Com o carro em mãos, ele se entregou à diversão na limitada noite natalense daquela segunda-feira de dezembro de 1973, frequentando os únicos locais abertos até altas horas, os cabarés da Cidade do Sol. Não se sabe, por exemplo, se ele foi ao cabaré da Alaíde, em Lagoa Seca, ou ao Acapulco, na Rua General Glicério, na Ribeira, ou ainda a Cleide Drinks, na Praia do Forte, ou se atravessou a ponte de concreto sobre o rio Potengi para visitar o lupanar de Abílio, no final de Igapó. O que os jornais informaram foi que ele se divertiu intensamente no cabaré de Maria Boa, o melhor de Natal, frequentado pela elite e localizado na Rua Padre Pinto, Cidade Alta.

Provavelmente esse vigarista esteve na praia de Ponta Negra, então bem tranquila.

A farra foi tão intensa que Roberto Passarinho Filho só encerrou a “função” quando amanheceu a terça-feira. Ele chegou a presentear o Volks alugado em Jaeci à mais bela das prostitutas de Maria Boa, conhecida apenas como Renata.

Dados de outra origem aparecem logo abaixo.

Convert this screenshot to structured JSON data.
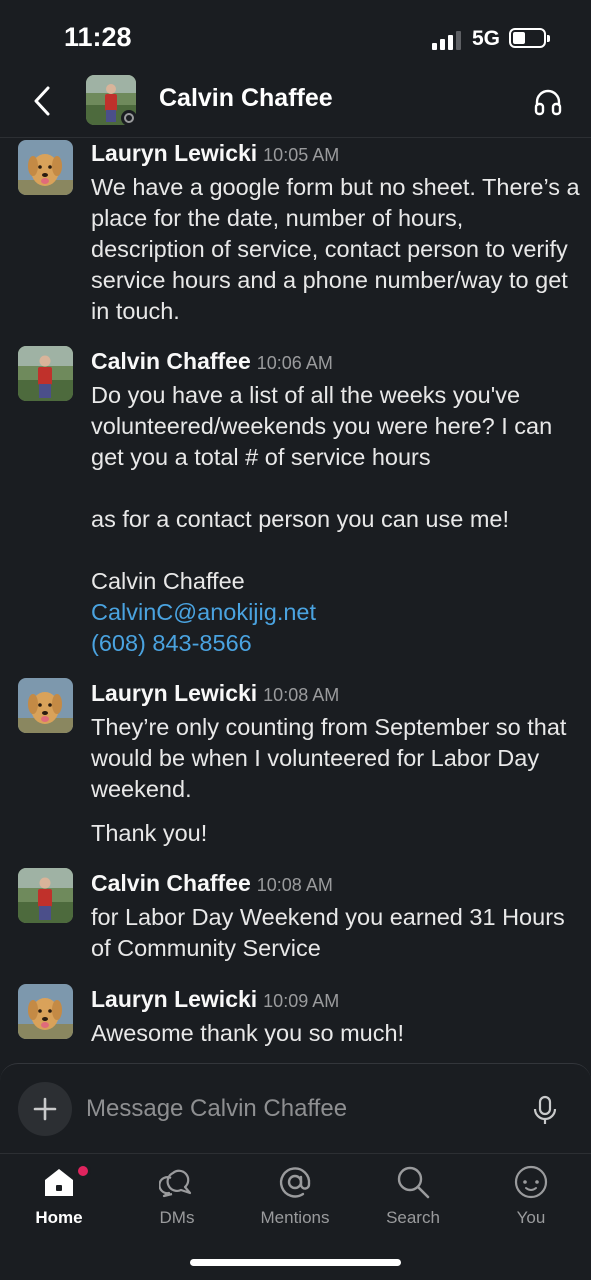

Ao sair de Maria Boa, ainda usando a identidade do filho do Ministro Jarbas Passarinho, o vagabundo fluminense alugou com o Senhor Roque Araújo Azevedo, proprietário da Auto Locadora Dudu, um imponente Ford Maverick 4 portas, motor V8, praticamente zero quilômetro. Seu Dudu, como era conhecido por todos em Natal, havia adquirido o carro no dia anterior por 35.000 cruzeiros na firma Santos & Cia., representante da Ford na cidade, e já no modelo 1974.

Montado então no possante, o meliante fugiu de Natal.

Ford Maverick 4 portas, motor V8 – Fonte – https://rrautosantigos.com.br/produto/ford-maverick-super-luxo-1974/

Confesso que essa última informação me deixou triste, pois conheci na juventude Seu Dudu, lá no velho bairro da Ribeira, no comércio de peças e acessórios de Seu Calabar Medeiros, meu pai. Guardo de Seu Dudu a recordação de um homem cordial e animado, que adorava caminhar pela cidade e conversar sobre a época da Segunda Guerra, quando trabalhou para os americanos na Base de Parnamirim.

Rastro de Prejuízos

Roberto Toniato Passarinho Filho deixou no Hotel Reis Magos um prejuízo de 3.300 cruzeiros, sendo 2.000 do cheque (sem fundos) trocado e o restante de itens consumidos e a hospedagem. Alguns afirmam que o prejuízo ultrapassou os dez mil cruzeiros e que alguns funcionários foram ameaçados de demissão.

A prostituta Renata, ao descobrir o verdadeiro desmantelo causado pelo galanteador que lhe dera o Volks, prontamente foi com Dona Maria de Oliveira Barros à Polinter e entregou o veículo ao coronel Bento Pacífico de Medeiros. Ela ainda comentou ao repórter da Tribuna do Norte que o vagabundo havia deixado no cabaré um cheque sem fundo de 1.000 cruzeiros pela farra realizada.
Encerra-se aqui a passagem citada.